1. Messrs. Cynamid India Ltd., have filed an appeal before the Tribunal against the order-in-appeal No. A-293/BD-115/83 dated the 5th March, 1983, passed by the Collector of Central Excise (Appeals), Bombay.
2. In this case the goods in question, which have been described by the appellants as "animal feed products" were held to be assessable under Item 68 of the Central Excise Tariff but as not covered by the expression "animal feed" in exemption notification No. 55/75, dated 1-3-1975 (as amended), and therefore not eligible for exemption in terms of that notification. The appellants have contested this finding and have submitted that the goods were in fact "animal feeds" and therefore entitled to the benefit of the exemption, 3. When the case was called for hearing on 13-7-1983, Shri Ganesh filed an application seeking to add the following additional ground of appeal : - "The Appellants submit that no excise duty can be levied at all on their Aurofac Products as there is no manufacturing process carried out by the Appellants for making the said products." They also filed an affidavit of Shri K.K. Sardal, Company Secretary of the appellants, in support of this application. Shri Tayal, on behalf of the Department, sought time for perusal of the application and the affidavit, and for filing of a counter-affidavit if considered necessary. The Bench agreed to this and adjourned the case to 5-9-1983, and directed that the counter-affidavit should be filed by 26-8-1983.
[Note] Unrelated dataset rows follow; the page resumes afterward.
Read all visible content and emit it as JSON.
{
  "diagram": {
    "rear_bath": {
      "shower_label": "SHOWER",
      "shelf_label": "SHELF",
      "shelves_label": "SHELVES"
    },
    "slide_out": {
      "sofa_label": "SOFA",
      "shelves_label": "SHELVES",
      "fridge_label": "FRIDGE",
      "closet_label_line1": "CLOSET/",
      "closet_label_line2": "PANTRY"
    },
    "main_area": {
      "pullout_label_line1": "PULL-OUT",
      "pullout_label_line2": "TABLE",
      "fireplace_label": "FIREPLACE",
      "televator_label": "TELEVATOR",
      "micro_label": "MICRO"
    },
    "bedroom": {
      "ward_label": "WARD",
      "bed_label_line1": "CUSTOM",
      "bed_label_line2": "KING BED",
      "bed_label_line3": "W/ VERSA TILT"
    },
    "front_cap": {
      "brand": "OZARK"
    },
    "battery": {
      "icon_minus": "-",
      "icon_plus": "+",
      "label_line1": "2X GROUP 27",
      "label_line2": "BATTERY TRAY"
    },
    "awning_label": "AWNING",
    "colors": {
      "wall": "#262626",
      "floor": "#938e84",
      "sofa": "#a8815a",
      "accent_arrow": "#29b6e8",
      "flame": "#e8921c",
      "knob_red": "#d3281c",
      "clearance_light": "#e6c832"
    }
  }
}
4. When the case came up on 5-9-1983, the application of Shri Ganesh was considered. Shri Tayal stated that he had not filed a counter-affidavit, as he had to receive instructions from the Collector. Apart from this, he argued that the fresh ground should not be allowed to be taken at this stage, since it had not been taken before the lower authorities or in the original appeal to the Tribunal.
The Bench considered that, since the appeal involved the question of correct classification of the goods, on which a ruling would have to be given, it would not be in the interests of justice or conduce to a proper disposal if the appellants were prevented from raising the new ground. The Bench accordingly indicated that this ground would be allowed to be raised.
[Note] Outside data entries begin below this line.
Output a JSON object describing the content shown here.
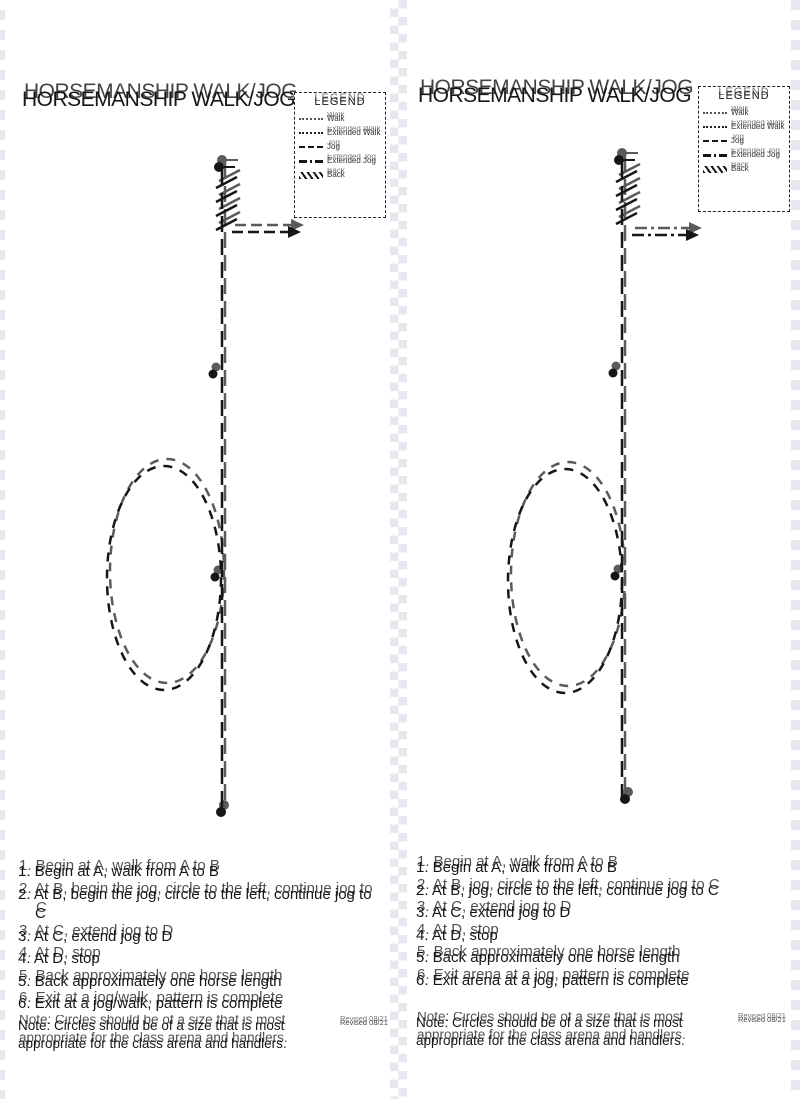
{
  "document": {
    "left_panel": {
      "title": "HORSEMANSHIP WALK/JOG",
      "legend": {
        "title": "LEGEND",
        "items": [
          {
            "label": "Walk",
            "symbol": "dotted-line"
          },
          {
            "label": "Extended Walk",
            "symbol": "dense-dotted-line"
          },
          {
            "label": "Jog",
            "symbol": "dashed-line"
          },
          {
            "label": "Extended Jog",
            "symbol": "dash-dot-line"
          },
          {
            "label": "Back",
            "symbol": "hatched-bar"
          }
        ]
      },
      "instructions": [
        "1. Begin at A, walk from A to B",
        "2. At B, begin the jog, circle to the left, continue jog to C",
        "3. At C, extend jog to D",
        "4. At D, stop",
        "5. Back approximately one horse length",
        "6. Exit at a jog/walk, pattern is complete"
      ],
      "note": "Note: Circles should be of a size that is most appropriate for the class arena and handlers.",
      "revised": "Revised 08/21"
    },
    "right_panel": {
      "title": "HORSEMANSHIP WALK/JOG",
      "legend": {
        "title": "LEGEND",
        "items": [
          {
            "label": "Walk",
            "symbol": "dotted-line"
          },
          {
            "label": "Extended Walk",
            "symbol": "dense-dotted-line"
          },
          {
            "label": "Jog",
            "symbol": "dashed-line"
          },
          {
            "label": "Extended Jog",
            "symbol": "dash-dot-line"
          },
          {
            "label": "Back",
            "symbol": "hatched-bar"
          }
        ]
      },
      "instructions": [
        "1. Begin at A, walk from A to B",
        "2. At B, jog, circle to the left, continue jog to C",
        "3. At C, extend jog to D",
        "4. At D, stop",
        "5. Back approximately one horse length",
        "6. Exit arena at a jog, pattern is complete"
      ],
      "note": "Note: Circles should be of a size that is most appropriate for the class arena and handlers.",
      "revised": "Revised 08/21"
    }
  }
}
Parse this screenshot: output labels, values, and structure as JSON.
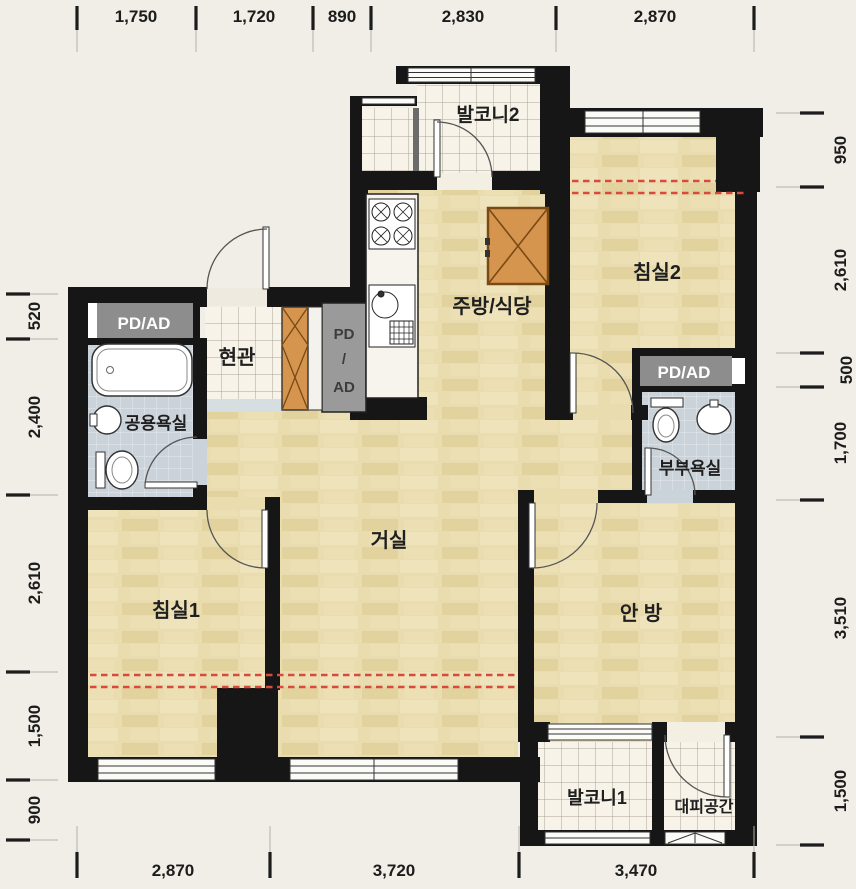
{
  "title": "apartment-floor-plan",
  "colors": {
    "background": "#f1eee7",
    "wall": "#161616",
    "wood_floor": "#e9dcae",
    "balcony_tile": "#f7f3e8",
    "bath_tile": "#cbd3da",
    "shaft_gray": "#8d8d8d",
    "furniture_orange": "#d6954e",
    "red_dashed": "#d84b3c"
  },
  "rooms": {
    "balcony2": "발코니2",
    "bedroom2": "침실2",
    "kitchen_dining": "주방/식당",
    "entrance": "현관",
    "common_bathroom": "공용욕실",
    "master_bathroom": "부부욕실",
    "living_room": "거실",
    "bedroom1": "침실1",
    "master_bedroom": "안 방",
    "balcony1": "발코니1",
    "refuge": "대피공간"
  },
  "shafts": {
    "left": "PD/AD",
    "middle": [
      "PD",
      "/",
      "AD"
    ],
    "right": "PD/AD"
  },
  "dimensions": {
    "top": [
      "1,750",
      "1,720",
      "890",
      "2,830",
      "2,870"
    ],
    "right": [
      "950",
      "2,610",
      "500",
      "1,700",
      "3,510",
      "1,500"
    ],
    "bottom": [
      "2,870",
      "3,720",
      "3,470"
    ],
    "left": [
      "520",
      "2,400",
      "2,610",
      "1,500",
      "900"
    ]
  }
}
5. In view, however, of the fact that this ground had not been agitated at lower levels, and that it would also require a detailed enquiry into questions of fact, the Bench considered it appropriate that the matter should be remanded to the Assistant Collector for a fresh decision, in the light of the additional ground. Shri Ganesh expressed the willingness of the appellants to pursue the matter before the Assistant Collector. He, however, submitted that the order-in-appeal contained a clear finding in favour of the appellants that the demand beyond a period of six months was time-barred. He pointed out that although the Department had filed a cross-objection, they had not sought a reversal of this finding. According to him, the readjudication by the Assistant Collector should be consistent with this finding. In other words, even if on the question of excisability or classification the decision was adverse to the appellants, the demand could not in any case extend beyond a period of six months. Shri Tayal had no submissions to make on this point.
6. We accordingly set aside the findings of the Appellate Collector and the Assistant Collector as regards the classification of the goods and remand the case to the Assistant Collector of Central Excise, Bombay, for readjudication on the question of classification of the goods, taking into account the additional ground taken by the appellants to the effect that the goods were not excisable. His decision should, however, be without prejudice to the finding of the Appellate Collector that a demand in this case beyond the period of six months would be time-barred.